I won't talk about what a fool is likely to do with his money. Not when I can simply talk about the fool himself. His name is Milton Bradley, a $10 million head-case who plays right field for the Chicago Cubs.
Smart but unschooled on how to be a grownup, Bradley had a typical Bradley comment to a question from an ESPN Chicago reporter after a 15-6 loss Tuesday night to the Nationals, the worst team in baseball.
The question: "Obviously not the type of beginning you felt you were gonna have here on the homestand."
Bradley's answer: "No, we got a Rodney King beatdown tonight."

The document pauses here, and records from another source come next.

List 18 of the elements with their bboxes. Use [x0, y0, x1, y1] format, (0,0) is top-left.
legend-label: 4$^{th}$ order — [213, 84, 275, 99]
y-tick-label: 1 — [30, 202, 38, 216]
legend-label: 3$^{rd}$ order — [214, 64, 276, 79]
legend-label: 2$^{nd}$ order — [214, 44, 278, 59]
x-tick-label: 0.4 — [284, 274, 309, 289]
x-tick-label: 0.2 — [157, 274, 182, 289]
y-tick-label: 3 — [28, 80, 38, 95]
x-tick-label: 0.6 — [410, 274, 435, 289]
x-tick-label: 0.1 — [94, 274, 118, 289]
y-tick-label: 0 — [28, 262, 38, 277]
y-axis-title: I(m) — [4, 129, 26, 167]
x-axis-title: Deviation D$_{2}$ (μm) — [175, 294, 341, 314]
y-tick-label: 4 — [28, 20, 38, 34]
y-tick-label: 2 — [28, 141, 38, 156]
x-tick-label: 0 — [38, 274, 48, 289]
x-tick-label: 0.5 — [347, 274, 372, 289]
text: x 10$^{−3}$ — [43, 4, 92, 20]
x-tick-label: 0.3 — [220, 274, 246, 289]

Well, "GameBoy," as Bradley was jokingly referred to during his stormy seasons with the Indians, could have picked a lot of things to compare a nine-run loss to, but Rodney King's bloody, brutal beating should have been the last example he picked. For as horrible as a nine-run loss to the woeful Nationals might be, it compares not a bit to what the L.A. cops did to King.
To even put the two events in the same sentence, as Bradley did, shows the kind of ignorance too often seen in athletes like him. They speak first without putting a minutes thought into what they say and how those words might be construed. Typical Milton Bradley stuff, though.
I had to see him daily when I covered the Indians and he played for them. It wasn't an experience I relished. For you never knew what personality would show up from day to day. Bradley could be the smiling, jovial Bradley, a young man of wit and charm. Then, in an instant, an anger could well in Bradley, erupting without notice to turn him into the devil in a jockstrap. The latter was a frightening sight to see, because you could never figure out where his anger springs from or if it would turn into violence.
During his Indians days, I heard the pop analysis of Milton Bradley: He had no strong black male in his life. Surely, that absence shaped his character. Yet thousands of black males have rose above that limitation, carving out successes despite of it. And Bradley has been better positioned than most of them to find a calmer, more reasoned terrain to live his life. He seems not to get it.
His shallowness would be understood if you didn't see his intellect. He can't mask it. Yet that's what is most confounding about him; he's content to carry out the handiwork of a fool. I never figured out why.
I guess I should be inclined to call Milton Bradley an "enigma" and be done with it. To do so, however, would be an injustice to the word. To call him "complex" might not be accurate either. I guess that's the image he wants for himself -- the person nobody can figure out.